Scientists from the University of Oxford have converted carbon dioxide into carbon-neutral jet fuel. This cost-effective and efficient jet fuel production offers new hope for air flight passengers to jet off without the associated guilt of a hefty carbon footprint.
There have already been successful experiments in the past that attempts to turn carbon dioxide into jet fuel but it is expensive and required complex processes.
But this new research, published in the journal Nature, is a new method that is more efficient and cost-effective that could potentially eliminate high carbon emissions of air travel.
Researcher Benzhen Yao told Forbes that the team is excited to see the results and impact of their research to having a sustainable aviation fuel which hopefully will contribute significantly to sustainable fuel production processes.
A Decade of Experimenting On turning CO2 to Jet Fuel
According to Forbes, the Oxford team began studying the possibility of turning carbon dioxide into jet fuel over ten years ago. But it was not until this recent discovery that Yao and his team have finally realized their dream.
Chemistry professor and the leader of the project Peter Edwards said that the team is working with the aviation industry to develop the first zero-carbon emission aviation fuel demonstration plant. Yao believes that using carbon dioxide in realizing this dream is a bright idea that is not far from becoming possible.

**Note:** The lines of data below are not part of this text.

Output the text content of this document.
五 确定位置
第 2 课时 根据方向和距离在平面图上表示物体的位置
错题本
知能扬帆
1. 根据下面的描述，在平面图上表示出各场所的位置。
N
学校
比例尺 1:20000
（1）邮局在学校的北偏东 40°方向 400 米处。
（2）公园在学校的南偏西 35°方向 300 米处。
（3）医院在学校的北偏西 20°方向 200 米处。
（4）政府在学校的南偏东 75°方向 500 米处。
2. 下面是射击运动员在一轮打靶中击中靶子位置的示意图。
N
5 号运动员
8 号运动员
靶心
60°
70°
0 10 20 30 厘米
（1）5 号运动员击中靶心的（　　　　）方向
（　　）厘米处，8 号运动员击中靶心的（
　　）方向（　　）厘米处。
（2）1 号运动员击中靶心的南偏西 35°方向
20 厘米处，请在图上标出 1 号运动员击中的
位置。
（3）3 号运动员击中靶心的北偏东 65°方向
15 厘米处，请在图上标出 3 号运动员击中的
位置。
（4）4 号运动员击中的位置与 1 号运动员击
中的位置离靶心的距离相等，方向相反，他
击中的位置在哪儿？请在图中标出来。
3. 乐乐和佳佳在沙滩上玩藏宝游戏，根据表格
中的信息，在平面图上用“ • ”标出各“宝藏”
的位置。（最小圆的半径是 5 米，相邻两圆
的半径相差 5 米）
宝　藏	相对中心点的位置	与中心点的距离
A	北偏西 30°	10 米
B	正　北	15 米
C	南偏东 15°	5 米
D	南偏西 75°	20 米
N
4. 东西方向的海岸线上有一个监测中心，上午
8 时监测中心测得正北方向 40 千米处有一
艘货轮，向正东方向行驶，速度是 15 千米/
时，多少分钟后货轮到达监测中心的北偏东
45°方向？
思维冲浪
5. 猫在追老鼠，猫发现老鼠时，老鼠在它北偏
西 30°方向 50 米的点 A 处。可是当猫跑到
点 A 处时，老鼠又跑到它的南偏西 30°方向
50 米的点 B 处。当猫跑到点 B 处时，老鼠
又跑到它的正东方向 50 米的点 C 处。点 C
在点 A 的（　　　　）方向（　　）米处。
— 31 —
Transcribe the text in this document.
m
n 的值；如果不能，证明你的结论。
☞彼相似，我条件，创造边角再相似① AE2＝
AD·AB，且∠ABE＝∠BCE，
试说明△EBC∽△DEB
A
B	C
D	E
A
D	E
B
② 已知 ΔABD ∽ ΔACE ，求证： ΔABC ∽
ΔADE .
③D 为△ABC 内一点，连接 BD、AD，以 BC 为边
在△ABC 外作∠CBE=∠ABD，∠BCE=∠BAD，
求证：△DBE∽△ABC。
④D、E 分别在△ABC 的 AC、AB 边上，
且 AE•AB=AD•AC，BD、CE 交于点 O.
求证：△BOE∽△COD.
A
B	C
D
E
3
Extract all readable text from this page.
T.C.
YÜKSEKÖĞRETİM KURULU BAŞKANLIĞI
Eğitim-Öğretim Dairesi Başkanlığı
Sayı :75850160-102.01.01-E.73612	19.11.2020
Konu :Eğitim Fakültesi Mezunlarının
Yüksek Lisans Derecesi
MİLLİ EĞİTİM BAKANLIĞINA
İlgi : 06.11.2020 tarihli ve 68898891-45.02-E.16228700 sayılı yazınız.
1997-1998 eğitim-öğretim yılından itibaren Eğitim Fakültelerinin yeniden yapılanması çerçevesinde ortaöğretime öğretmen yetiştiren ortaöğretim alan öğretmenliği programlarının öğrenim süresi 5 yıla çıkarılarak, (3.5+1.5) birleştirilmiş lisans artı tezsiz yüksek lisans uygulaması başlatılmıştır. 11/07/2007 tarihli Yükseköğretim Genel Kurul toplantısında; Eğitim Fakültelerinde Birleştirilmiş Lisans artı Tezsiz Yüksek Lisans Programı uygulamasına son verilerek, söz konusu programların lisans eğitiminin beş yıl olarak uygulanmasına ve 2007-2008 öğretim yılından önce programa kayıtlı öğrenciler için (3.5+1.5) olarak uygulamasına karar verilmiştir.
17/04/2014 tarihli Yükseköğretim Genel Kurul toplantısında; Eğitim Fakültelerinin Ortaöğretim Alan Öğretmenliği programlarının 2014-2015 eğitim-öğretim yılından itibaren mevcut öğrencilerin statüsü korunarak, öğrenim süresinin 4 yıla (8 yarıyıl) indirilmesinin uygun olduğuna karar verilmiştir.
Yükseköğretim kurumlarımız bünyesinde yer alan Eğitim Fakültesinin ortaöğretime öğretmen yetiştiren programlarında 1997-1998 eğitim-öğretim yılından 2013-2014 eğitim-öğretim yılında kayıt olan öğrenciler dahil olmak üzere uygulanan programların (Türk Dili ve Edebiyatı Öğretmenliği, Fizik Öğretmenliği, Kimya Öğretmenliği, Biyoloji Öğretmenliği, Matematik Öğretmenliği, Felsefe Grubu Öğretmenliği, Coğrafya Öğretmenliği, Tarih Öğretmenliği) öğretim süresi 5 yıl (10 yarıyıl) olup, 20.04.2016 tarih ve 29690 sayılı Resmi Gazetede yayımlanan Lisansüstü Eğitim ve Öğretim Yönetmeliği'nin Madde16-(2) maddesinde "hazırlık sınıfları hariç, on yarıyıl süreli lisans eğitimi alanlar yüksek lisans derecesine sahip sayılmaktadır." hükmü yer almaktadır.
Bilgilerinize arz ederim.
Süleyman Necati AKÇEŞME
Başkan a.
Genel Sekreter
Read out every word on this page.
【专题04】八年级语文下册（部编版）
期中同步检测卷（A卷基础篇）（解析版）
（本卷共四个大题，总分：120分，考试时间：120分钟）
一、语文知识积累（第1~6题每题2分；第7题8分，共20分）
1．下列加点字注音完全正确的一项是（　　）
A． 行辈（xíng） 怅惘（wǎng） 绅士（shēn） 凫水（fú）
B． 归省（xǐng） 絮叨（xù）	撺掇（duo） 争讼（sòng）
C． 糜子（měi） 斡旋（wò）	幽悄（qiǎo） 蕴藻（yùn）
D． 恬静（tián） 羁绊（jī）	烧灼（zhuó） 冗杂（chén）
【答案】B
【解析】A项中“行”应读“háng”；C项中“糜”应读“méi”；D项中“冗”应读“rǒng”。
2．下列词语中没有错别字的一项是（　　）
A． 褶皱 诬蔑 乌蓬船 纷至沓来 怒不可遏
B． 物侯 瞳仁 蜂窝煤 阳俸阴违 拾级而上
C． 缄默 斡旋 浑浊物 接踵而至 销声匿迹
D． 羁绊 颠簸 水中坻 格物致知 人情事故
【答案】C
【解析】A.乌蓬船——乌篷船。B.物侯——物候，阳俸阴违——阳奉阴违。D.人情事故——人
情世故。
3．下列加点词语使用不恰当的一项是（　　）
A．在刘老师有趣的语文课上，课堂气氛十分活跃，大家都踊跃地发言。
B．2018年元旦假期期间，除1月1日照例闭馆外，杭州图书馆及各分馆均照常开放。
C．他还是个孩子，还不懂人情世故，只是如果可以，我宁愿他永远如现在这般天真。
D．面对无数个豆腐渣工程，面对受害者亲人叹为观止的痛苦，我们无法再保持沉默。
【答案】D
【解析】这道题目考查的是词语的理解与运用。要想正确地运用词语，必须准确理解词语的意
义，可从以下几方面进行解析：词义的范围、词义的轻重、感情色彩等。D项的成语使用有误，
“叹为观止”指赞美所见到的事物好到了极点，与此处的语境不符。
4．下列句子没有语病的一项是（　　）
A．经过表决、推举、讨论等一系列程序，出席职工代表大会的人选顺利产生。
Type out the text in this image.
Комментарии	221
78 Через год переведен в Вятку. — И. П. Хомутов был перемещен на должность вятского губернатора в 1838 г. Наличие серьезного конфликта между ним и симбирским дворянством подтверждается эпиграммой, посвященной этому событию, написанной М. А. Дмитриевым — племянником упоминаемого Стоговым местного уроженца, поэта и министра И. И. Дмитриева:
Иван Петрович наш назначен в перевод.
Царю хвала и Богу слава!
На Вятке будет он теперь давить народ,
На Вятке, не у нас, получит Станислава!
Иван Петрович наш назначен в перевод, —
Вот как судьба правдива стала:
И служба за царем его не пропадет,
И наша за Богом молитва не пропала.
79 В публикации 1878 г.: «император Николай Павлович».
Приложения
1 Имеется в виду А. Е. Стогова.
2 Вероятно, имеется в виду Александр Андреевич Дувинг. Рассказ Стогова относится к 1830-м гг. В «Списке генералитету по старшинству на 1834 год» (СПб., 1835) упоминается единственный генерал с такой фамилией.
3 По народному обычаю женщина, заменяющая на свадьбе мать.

Yao said that the process of converting carbon dioxide into carbon-neutral jet fuel is through capturing carbon dioxide from the air and convert it to hydrogen using hydrogenation and a catalyst that is made up of the compound of iron, manganese, and potassium.
"The smaller number of processes inevitably leads to higher efficiency and lower cost," Yao explained. The iron catalyst being used in the experiment were cheaper than the cobalt compounds that are used in other processes, a first of its kind.
Their process was able to produce specific hydrocarbons that can be used as jet fuel. The team said that the jet fuel produced is functionally identical to the jet fuels that the aviation industry is currently using.
In terms of the possible cost of the carbon-neutral jet fuel, Yao said that the team is working with the aviation industry on cost comparison. But the capital cost of their production is only half of the process of converting carbon dioxide to methanol and then to jet fuel.
Biofuel Use in the Production of Aviation Fuel
In the past few years, airlines are increasingly investing in the production and use of biofuels, which are synthetic low-carbon fuels that can be used in electric aviation technology. The Independent reported that the world's first hydrogen-electric passenger flight was completed in September last year.
It was a si-seater aircraft that performed a taxi, takeoff, and full pattern circuit before landing at an airfield in Cranfield, England. It is an airplane produced by ZeroAvia, which is the first-ever to produce a hydrogen fuel cell-powered flight on a commercial-grade aircraft.
Now, their retrofitted Piper M-class has become the largest aircraft powered by hydrogen.